As the catechumen went through their baptismal preparation process, the rest of the congregation walked with them spiritually, renewing their own baptismal promises. This idea of renewed conversion is the ongoing work of the whole Church who, “clasping sinners to her bosom, is at once holy and always in need of purification, and follows constantly the path of penance and renewal.” But what does this idea of penance mean?
The three keys are prayer, fasting, and charity or alms giving.
Prayer doesn't require much explanation. We all know what praying is, but Lent is a great time to increase your prayer time and perhaps give it a particular focus. There are numerous spiritual resources designed for the season, and of course I recommend my Where True Love Is devotional. It is 90-days long rather than forty, but the first half offers a powerfully loving look at questions like who is God, what are the scriptures, Jesus and the law, and other issues.

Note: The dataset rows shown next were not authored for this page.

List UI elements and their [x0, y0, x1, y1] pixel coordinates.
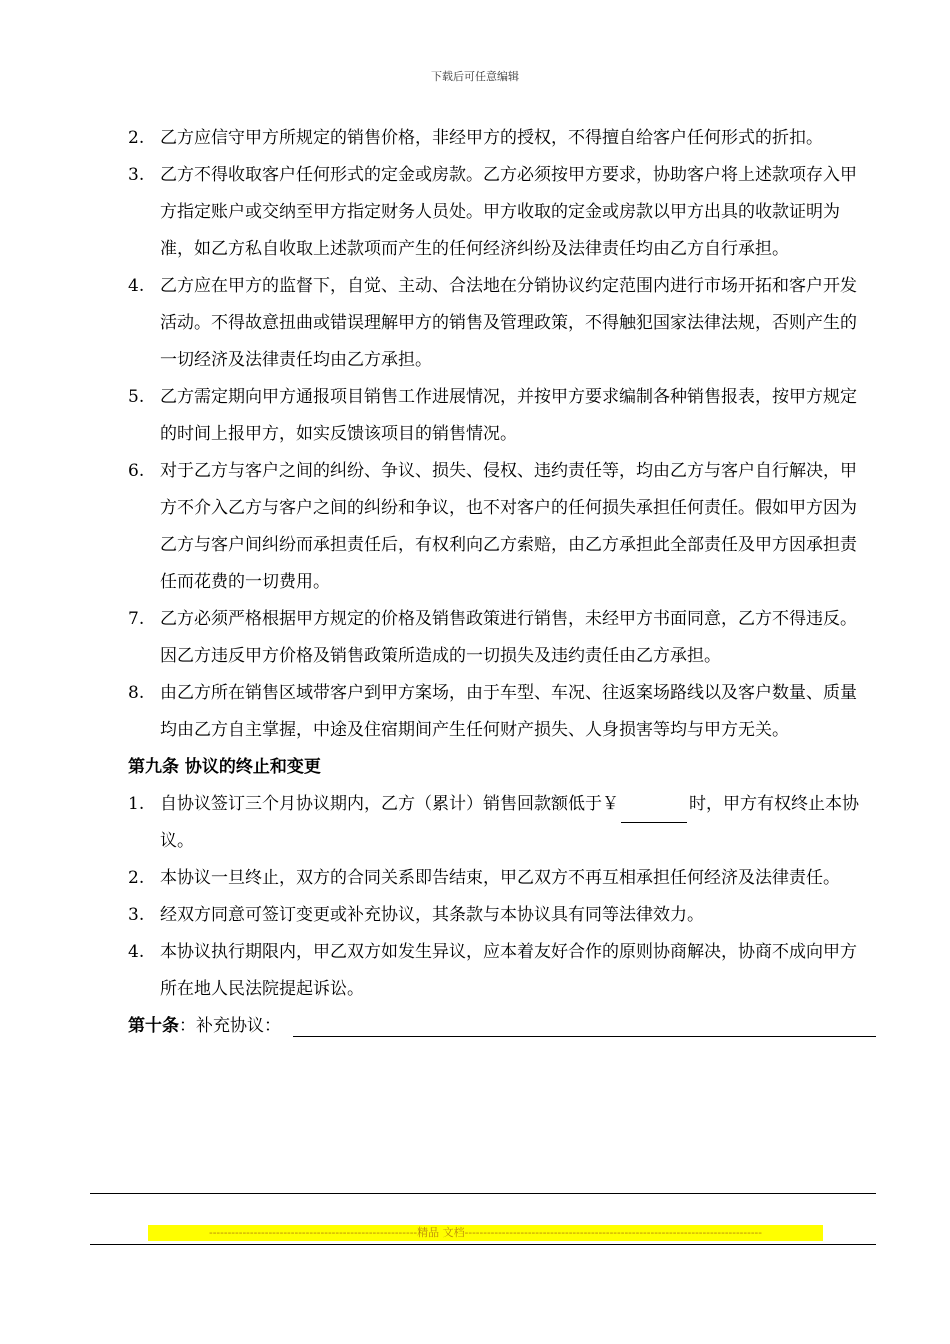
amount-blank — [621, 800, 687, 823]
item-text: 经双方同意可签订变更或补充协议，其条款与本协议具有同等法律效力。 — [160, 905, 704, 925]
document-body — [128, 120, 868, 1045]
item-number: 4. — [128, 276, 145, 296]
item-number: 6. — [128, 461, 145, 481]
item-number: 4. — [128, 942, 145, 962]
item-text: 本协议执行期限内，甲乙双方如发生异议，应本着友好合作的原则协商解决，协商不成向甲方所在地人民法院提起诉讼。 — [160, 942, 857, 999]
page-header: 下载后可任意编辑 — [431, 70, 519, 83]
list-item — [128, 601, 868, 675]
item-number: 2. — [128, 868, 145, 888]
item-text: 乙方需定期向甲方通报项目销售工作进展情况，并按甲方要求编制各种销售报表，按甲方规定的时间上报甲方，如实反馈该项目的销售情况。 — [160, 387, 857, 444]
item-number: 2. — [128, 128, 145, 148]
list-item — [128, 157, 868, 268]
supplementary-agreement — [128, 1008, 876, 1045]
item-number: 5. — [128, 387, 145, 407]
item-text: 乙方必须严格根据甲方规定的价格及销售政策进行销售，未经甲方书面同意，乙方不得违反。因乙方违反甲方价格及销售政策所造成的一切损失及违约责任由乙方承担。 — [160, 609, 857, 666]
item-text: 乙方应在甲方的监督下，自觉、主动、合法地在分销协议约定范围内进行市场开拓和客户开发活动。不得故意扭曲或错误理解甲方的销售及管理政策，不得触犯国家法律法规，否则产生的一切经济及法律责任均由乙方承担。 — [160, 276, 857, 370]
item-text-post: 时，甲方有权终止本协议。 — [160, 794, 859, 851]
item-number: 3. — [128, 905, 145, 925]
divider-top — [90, 1193, 876, 1194]
item-text: 乙方应信守甲方所规定的销售价格，非经甲方的授权，不得擅自给客户任何形式的折扣。 — [160, 128, 823, 148]
item-text: 本协议一旦终止，双方的合同关系即告结束，甲乙双方不再互相承担任何经济及法律责任。 — [160, 868, 840, 888]
item-number: 3. — [128, 165, 145, 185]
fill-in-line — [293, 1014, 876, 1037]
section-label: 第十条 — [128, 1016, 179, 1036]
item-text: 由乙方所在销售区域带客户到甲方案场，由于车型、车况、往返案场路线以及客户数量、质量均由乙方自主掌握，中途及住宿期间产生任何财产损失、人身损害等均与甲方无关。 — [160, 683, 857, 740]
item-text: 乙方不得收取客户任何形式的定金或房款。乙方必须按甲方要求，协助客户将上述款项存入甲方指定账户或交纳至甲方指定财务人员处。甲方收取的定金或房款以甲方出具的收款证明为准，如乙方私自收取上述款项而产生的任何经济纠纷及法律责任均由乙方自行承担。 — [160, 165, 857, 259]
list-item — [128, 379, 868, 453]
list-item — [128, 934, 868, 1008]
section-heading: 第九条 协议的终止和变更 — [128, 757, 321, 777]
list-item — [128, 860, 868, 897]
list-item — [128, 675, 868, 749]
item-number: 7. — [128, 609, 145, 629]
item-number: 8. — [128, 683, 145, 703]
list-item — [128, 268, 868, 379]
item-text-pre: 自协议签订三个月协议期内，乙方（累计）销售回款额低于￥ — [160, 794, 619, 814]
divider-bottom — [90, 1244, 876, 1245]
list-item — [128, 120, 868, 157]
supplementary-label: ：补充协议： — [179, 1016, 281, 1036]
list-item — [128, 786, 868, 860]
item-text: 对于乙方与客户之间的纠纷、争议、损失、侵权、违约责任等，均由乙方与客户自行解决，甲方不介入乙方与客户之间的纠纷和争议，也不对客户的任何损失承担任何责任。假如甲方因为乙方与客户间纠纷而承担责任后，有权利向乙方索赔，由乙方承担此全部责任及甲方因承担责任而花费的一切费用。 — [160, 461, 857, 592]
list-item — [128, 453, 868, 601]
footer-banner: --------------------------------------------------------精品 文档-------------------------------------------------------------------------------- — [148, 1225, 823, 1241]
list-item — [128, 897, 868, 934]
item-number: 1. — [128, 794, 145, 814]
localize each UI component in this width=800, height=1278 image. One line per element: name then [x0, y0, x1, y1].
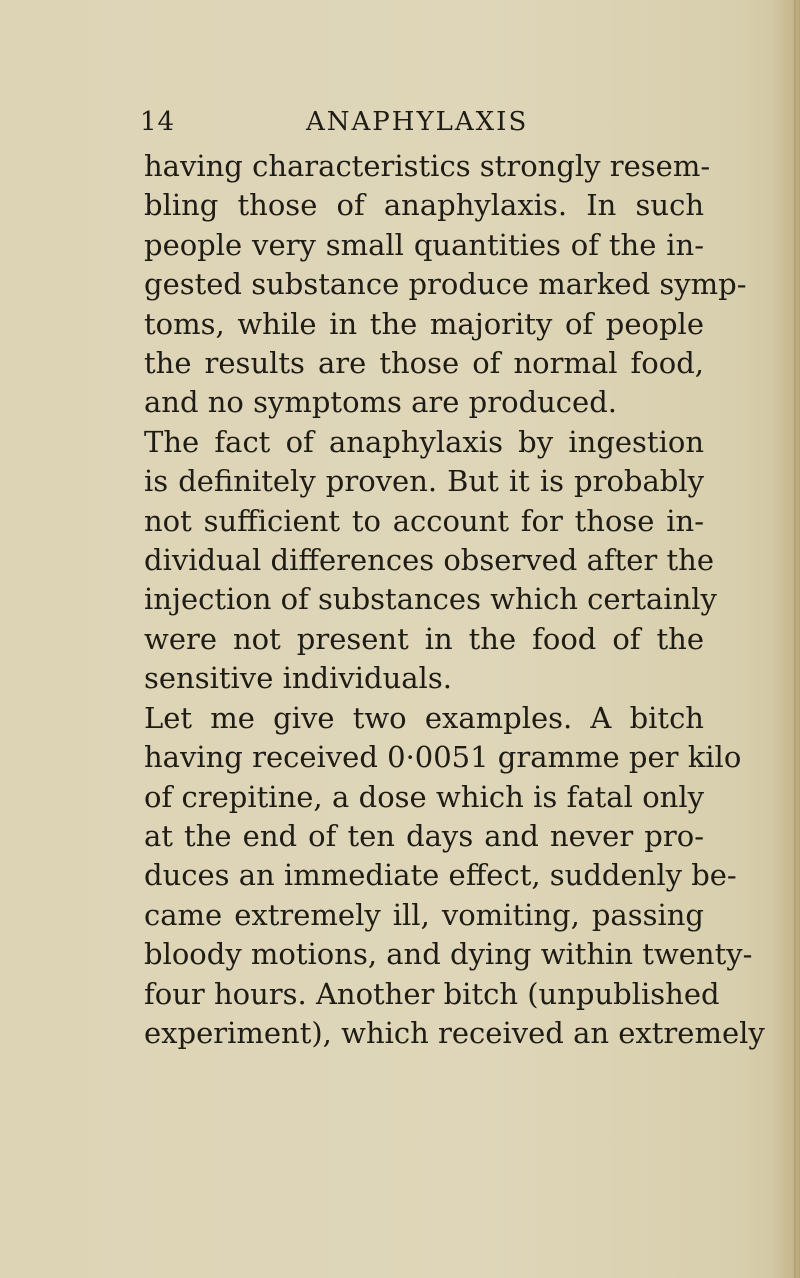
text-line: injection of substances which certainly: [144, 582, 717, 617]
text-line: Let me give two examples. A bitch: [144, 700, 704, 735]
text-line: bling those of anaphylaxis. In such: [144, 188, 704, 223]
text-line: at the end of ten days and never pro-: [144, 818, 704, 853]
text-line: four hours. Another bitch (unpublished: [144, 976, 720, 1011]
text-line: gested substance produce marked symp-: [144, 267, 747, 302]
text-line: came extremely ill, vomiting, passing: [144, 897, 704, 932]
text-line: duces an immediate effect, suddenly be-: [144, 858, 737, 893]
running-head: ANAPHYLAXIS: [306, 107, 529, 137]
text-line: toms, while in the majority of people: [144, 306, 704, 341]
text-line: sensitive individuals.: [144, 661, 452, 696]
text-line: having received 0·0051 gramme per kilo: [144, 740, 742, 775]
page-header: [140, 107, 700, 147]
text-line: bloody motions, and dying within twenty-: [144, 937, 753, 972]
text-line: people very small quantities of the in-: [144, 227, 704, 262]
text-line: experiment), which received an extremely: [144, 1015, 765, 1050]
text-line: The fact of anaphylaxis by ingestion: [144, 424, 704, 459]
text-line: and no symptoms are produced.: [144, 385, 617, 420]
body-text: [144, 147, 765, 1053]
text-line: dividual differences observed after the: [144, 543, 715, 578]
text-line: the results are those of normal food,: [144, 346, 704, 381]
page-number: 14: [140, 107, 176, 137]
text-line: were not present in the food of the: [144, 621, 704, 656]
text-line: having characteristics strongly resem-: [144, 149, 711, 183]
text-line: not sufficient to account for those in-: [144, 503, 704, 538]
text-line: of crepitine, a dose which is fatal only: [144, 779, 704, 814]
page-edge-line: [794, 0, 796, 1278]
text-line: is definitely proven. But it is probably: [144, 464, 704, 499]
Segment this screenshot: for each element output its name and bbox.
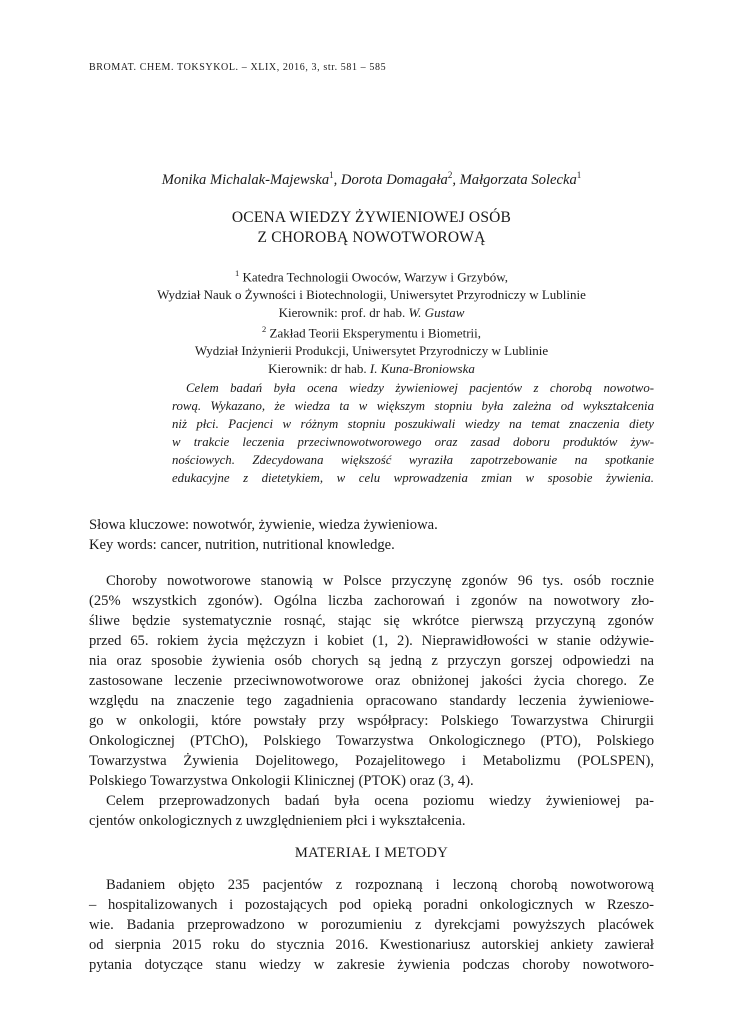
body-line: przed 65. rokiem życia mężczyzn i kobiet (1, 2). Nieprawidłowości w stanie odżywie-	[89, 633, 654, 649]
affiliation-faculty: Wydział Inżynierii Produkcji, Uniwersytet Przyrodniczy w Lublinie	[194, 343, 549, 359]
head-label: Kierownik: dr hab.	[268, 361, 370, 377]
keywords-english: Key words: cancer, nutrition, nutritional knowledge.	[89, 537, 395, 553]
keywords-polish: Słowa kluczowe: nowotwór, żywienie, wiedza żywieniowa.	[89, 517, 438, 533]
keywords	[89, 515, 438, 555]
affiliation-unit: Katedra Technologii Owoców, Warzyw i Grzybów,	[242, 269, 509, 285]
abstract	[172, 379, 654, 487]
author-affiliation-mark: 1	[576, 170, 582, 180]
head-name: I. Kuna-Broniowska	[369, 361, 475, 377]
body-line: (25% wszystkich zgonów). Ogólna liczba zachorowań i zgonów na nowotwory zło-	[89, 593, 654, 609]
title-line: OCENA WIEDZY ŻYWIENIOWEJ OSÓB	[231, 209, 512, 226]
title-line: Z CHOROBĄ NOWOTWOROWĄ	[257, 229, 486, 246]
abstract-line: Celem badań była ocena wiedzy żywieniowej pacjentów z chorobą nowotwo-	[186, 381, 654, 395]
affiliation-line	[89, 320, 654, 342]
running-head: BROMAT. CHEM. TOKSYKOL. – XLIX, 2016, 3, str. 581 – 585	[89, 62, 387, 73]
affiliation-1	[89, 264, 654, 322]
affiliation-2	[89, 320, 654, 378]
body-line: Onkologicznej (PTChO), Polskiego Towarzystwa Onkologicznego (PTO), Polskiego	[89, 733, 654, 749]
abstract-line: edukacyjne z dietetykiem, w celu wprowadzenia zmian w sposobie żywienia.	[172, 471, 654, 485]
body-line: Badaniem objęto 235 pacjentów z rozpoznaną i leczoną chorobą nowotworową	[106, 877, 654, 893]
introduction	[89, 571, 654, 831]
author-affiliation-mark: 1	[329, 170, 334, 180]
body-line: Choroby nowotworowe stanowią w Polsce przyczynę zgonów 96 tys. osób rocznie	[106, 573, 654, 589]
abstract-line: nościowych. Zdecydowana większość wyraziła zapotrzebowanie na spotkanie	[172, 453, 654, 467]
body-line: go w onkologii, które powstały przy współpracy: Polskiego Towarzystwa Chirurgii	[89, 713, 654, 729]
affiliation-line	[89, 264, 654, 286]
body-line: cjentów onkologicznych z uwzględnieniem płci i wykształcenia.	[89, 813, 466, 829]
affiliation-head	[89, 360, 654, 378]
head-label: Kierownik: prof. dr hab.	[278, 305, 409, 321]
methods	[89, 875, 654, 975]
author-list: Monika Michalak-Majewska$^1$, Dorota Domagała$^2$, Małgorzata Solecka$^1$	[161, 170, 582, 188]
affiliation-mark: 2	[262, 324, 267, 334]
affiliation-mark: 1	[234, 268, 240, 278]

Fasting helps us learn to have power over our instinctual responses, which results in spiritual and emotional freedom. When we aren't controlled by our physical or emotional hungers, we are free to make true choices. Fasting or giving something up during Lent helps discipline our wills so that we aren't slaves to our pleasures. When we train ourselves to resist temptations that are not sinful, we increase our ability to resist temptations that are sinful.
Fridays during Lent are days of abstinence from meat in liturgical traditions. Abstaining from meat helps us remember the needs of the poor. Some families eat simple meals such as rice and beans on Friday, and give the money that would have otherwise been used for the meal to the needy. If you give up steak but eat lobster, you’re missing the point! Fasting should be linked to our concern for those who are forced to fast by their poverty. Connecting charitable acts with fasting activities—for example, donating food we would otherwise have eaten to the hungry—brings a particular richness and depth of understanding to our Lenten experience.
Almsgiving is a lesser known and lesser practiced Lenten discipline, however, almsgiving and charity are logical acts during this season, as they are outward signs and actions that our inner conversion is real and that we take Jesus’ instructions seriously. Isaiah 58:6-7 reads:
This, rather, is the fasting that I wish: releasing those bound unjustly, untying the thongs of the yoke; setting free the oppressed, breaking every yoke; sharing your bread with the hungry, sheltering the oppressed and the homeless; clothing the naked when you see them, and not turning your back on your own.
Incorporating the practices of prayer, fasting, and almsgiving this Lent can help you reach new levels of spiritual breadth and preparation. Give it a try, and see what happens.
This article contains excerpts from the Catechism of the Catholic Church ©1994 and from Lenten Customs, Baptism is the Key by Rev. Lawrence E. Mick.